Photo by Rena Laverty
There is one lesson that defenseman Tyler Inamoto has taken to heart from first year U.S. National Team Development Program Under-18 Coach John Wroblewski.
It sounds like a simple thing, but it has definitely helped him during his second season with the team.
“Attention to detail and complete everything to the best of your ability. That is one of the biggest lessons I have learned,” explained Inamoto.
Inamoto, a 6-foot-2, 196-pounder, has been watching his game grow this season due in part to taking his coach’s advice to heart.
“Adjusting to the bigger, faster, stronger guys and being able to read and diagnose plays,” he cited as keys to the growth of his game. “I’m trying to keep my game simple and do what I do best. Playing hard. I want to be hard to play against in my own zone.”
He also credits watching video, which is all about the details, as another part of that game improvement.
“It gives me another view of the ice,” the Barrington, Illinois, native explained. “It has helped my game if I get into a situation and I really didn’t know what I needed to do, now I can read the play a lot better and make the easy play. It has really helped my decision-making and reaction time.”
In addition, he credits the adversity from the Under-17 season as a big reason this year’s U18s have found a way to have success on the ice.
“All the adversity we have been through is a big reason,” he said. “The first year was rough on us and we didn’t do as well as people thought we would. I think by coming to the rink every day and hanging out after practice, we were able to create a strong bond together and it has taken off from there.”
“We are definitely bigger, faster and stronger. More than that, our team has really jelled together from last year and we are on a roll right now.”
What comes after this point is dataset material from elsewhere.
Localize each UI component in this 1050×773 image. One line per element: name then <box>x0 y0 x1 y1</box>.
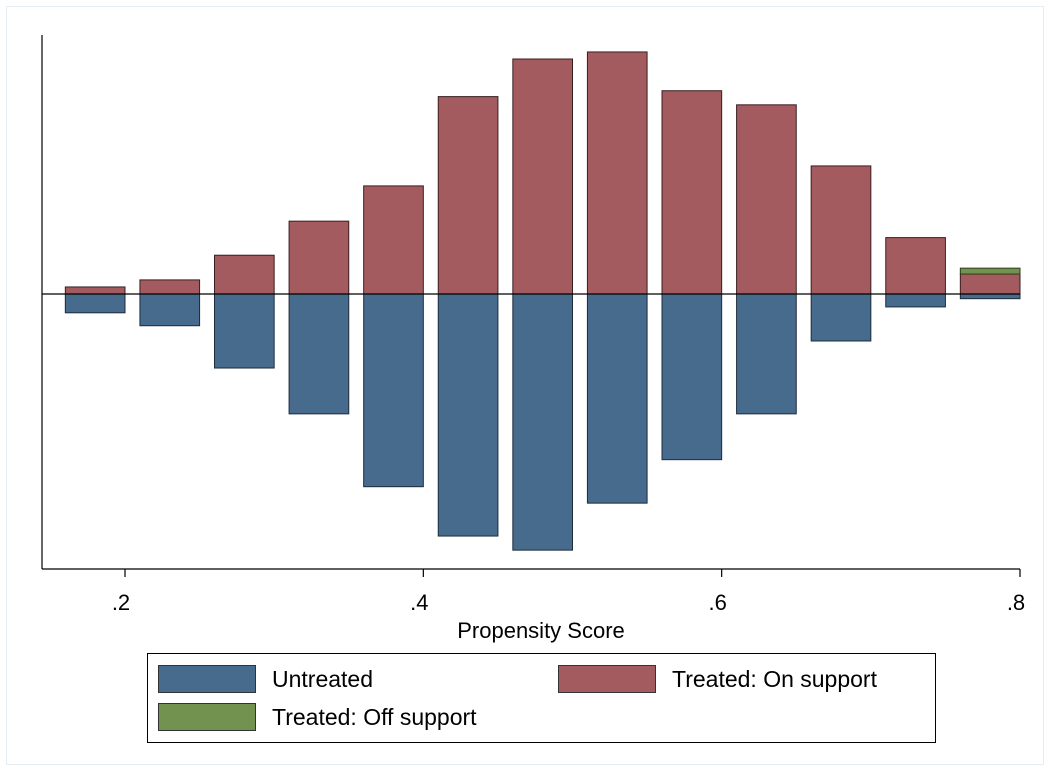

Inamoto even had an opportunity to play against his future college team — the University of Wisconsin — on Oct. 21. Despite the 4-3 loss, he had a fantastic time and it gave him some insight on what it will be like next year when he suits up for the Badgers.
“It was unreal to get the college atmosphere and what I am going to be playing in next year,” he said. “I’m really looking forward to it. I was really pumped to be there. It’s always nice to play against your future teammates.
“I kind of gave [former NTDP player] Trent Frederic a little push. He turned around and said, ‘Don’t touch me again or I’ll make your year next year a pain.’”
In addition, Inamoto understands just how important it is to have played college games when he makes the jump next year.
“It will make it easier because it is a big jump from junior to colleges and balancing school work and hockey,” he said. “It gave all of us a taste of the college level — the physicality, strength and speed of the players. We will have an advantage over other guys on how to train for that and what to expect next year.”
At this point, Inamoto is focused on just one thing — wearing the colors of Team USA for another few weeks.
“Words don’t describe it,” he stated. “It’s an unbelievable feeling to represent your country and I definitely don’t take it lightly. I come to the rink every day with the mindset that I have to earn the right to wear this jersey. I do whatever I can to help this team and will represent my country to the best of my ability.”
Inamoto and his U18 teammates won their first two international tournaments — the Five Nations in Plymouth and the Five Nations in Sweden — but they have won big one left, the U18 Worlds in the Czech Republic later this month. Inamoto understands what they need to do to have success on a goal this team has been working on.
“It was extremely important to get those first two wins,” he said. “It gave us a confidence boost. It has helped us bring our game to another level.
“We need to keep working hard until we start playing and continue to work hard during the games. Overall, we have to take care of our bodies. We need to eat right, sleep and continue to come to the rink with the attitude that we will do whatever it takes to win. We have to prepare ourselves.”
One of his favorite memories from this season was a 5-4 overtime win against Sweden on their home soil in February. There are a few reasons, both positive and negative, on why it as such a good memory.
“Winning in Sweden in the finals against Sweden was one of my best memories,” explained Inamoto. “I took a penalty and the boys responded really well. They scored on us, unfortunately, but we kept at it and we were faced with an obstacle and we went through it. Everybody kept pushing and the result was we won. That was a fond memory that the boys rallied around me because I was not happy with what I did. They picked me up.”
And for Inamoto, it was a small and valuable lesson learned.